Discussion in 'Options' started by OptionsOops, Apr 22, 2007.

  1. I guess what you are saying is you want to make as much money as possible highly leveraged with no or little risk.

    Again, why do you think you can come to the park now and invent something no one has ever thought of before? reason is that it does not exist. Highly leveraged is high risk...

    As long as we are asking for fantasy scenarios, I want an ATM long straddle for $0.10 on the indexes with 9 months to expiration. Kind of like what you are asking for.

    Sorry but reality is a bee ach lol.

    If you want to be highly leveraged than take some risk....


     
    #31     Apr 23, 2007
  2. hopback

    hopback

    Buy t-bills (1-5% margin depending on your broker)
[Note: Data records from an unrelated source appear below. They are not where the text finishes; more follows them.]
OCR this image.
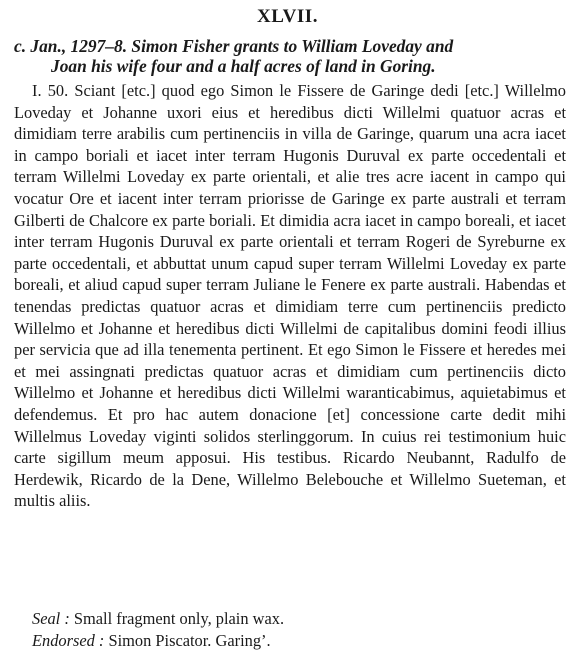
XLVII.
c. Jan., 1297–8. Simon Fisher grants to William Loveday and
Joan his wife four and a half acres of land in Goring.
I. 50. Sciant [etc.] quod ego Simon le Fissere de Garinge dedi [etc.] Willelmo Loveday et Johanne uxori eius et heredibus dicti Willelmi quatuor acras et dimidiam terre arabilis cum pertinenciis in villa de Garinge, quarum una acra iacet in campo boriali et iacet inter terram Hugonis Duruval ex parte occedentali et terram Willelmi Loveday ex parte orientali, et alie tres acre iacent in campo qui vocatur Ore et iacent inter terram priorisse de Garinge ex parte australi et terram Gilberti de Chalcore ex parte boriali. Et dimidia acra iacet in campo boreali, et iacet inter terram Hugonis Duruval ex parte orientali et terram Rogeri de Syreburne ex parte occedentali, et abbuttat unum capud super terram Willelmi Loveday ex parte boreali, et aliud capud super terram Juliane le Fenere ex parte australi. Habendas et tenendas predictas quatuor acras et dimidiam terre cum pertinenciis predicto Willelmo et Johanne et heredibus dicti Willelmi de capitalibus domini feodi illius per servicia que ad illa tenementa pertinent. Et ego Simon le Fissere et heredes mei et mei assingnati predictas quatuor acras et dimidiam cum pertinenciis dicto Willelmo et Johanne et heredibus dicti Willelmi waranticabimus, aquietabimus et defendemus. Et pro hac autem donacione [et] concessione carte dedit mihi Willelmus Loveday viginti solidos sterlinggorum. In cuius rei testimonium huic carte sigillum meum apposui. His testibus. Ricardo Neubannt, Radulfo de Herdewik, Ricardo de la Dene, Willelmo Belebouche et Willelmo Sueteman, et multis aliis.
Seal : Small fragment only, plain wax.
Endorsed : Simon Piscator. Garing’.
    Use the excess equity for your option strategies.

    back spread your outright longs to reduce cost. (if pricing allows it)

    the treasuries will give you a little cushion since you seem very concerned about interest.
     
    #32     Apr 23, 2007
  3. hopback

    hopback

    maybe I should specify that you should only use cash in your acct to buy the bills.

    don't create a debit balance
     
    #33     Apr 23, 2007
  4. MTE

    MTE

    Here's another highly leveraged idea.

    Put the cash into t-bills and then use them as performance bonds (i.e. margin) to load up on the index futures.

    Unfortunately, this is also very high risk.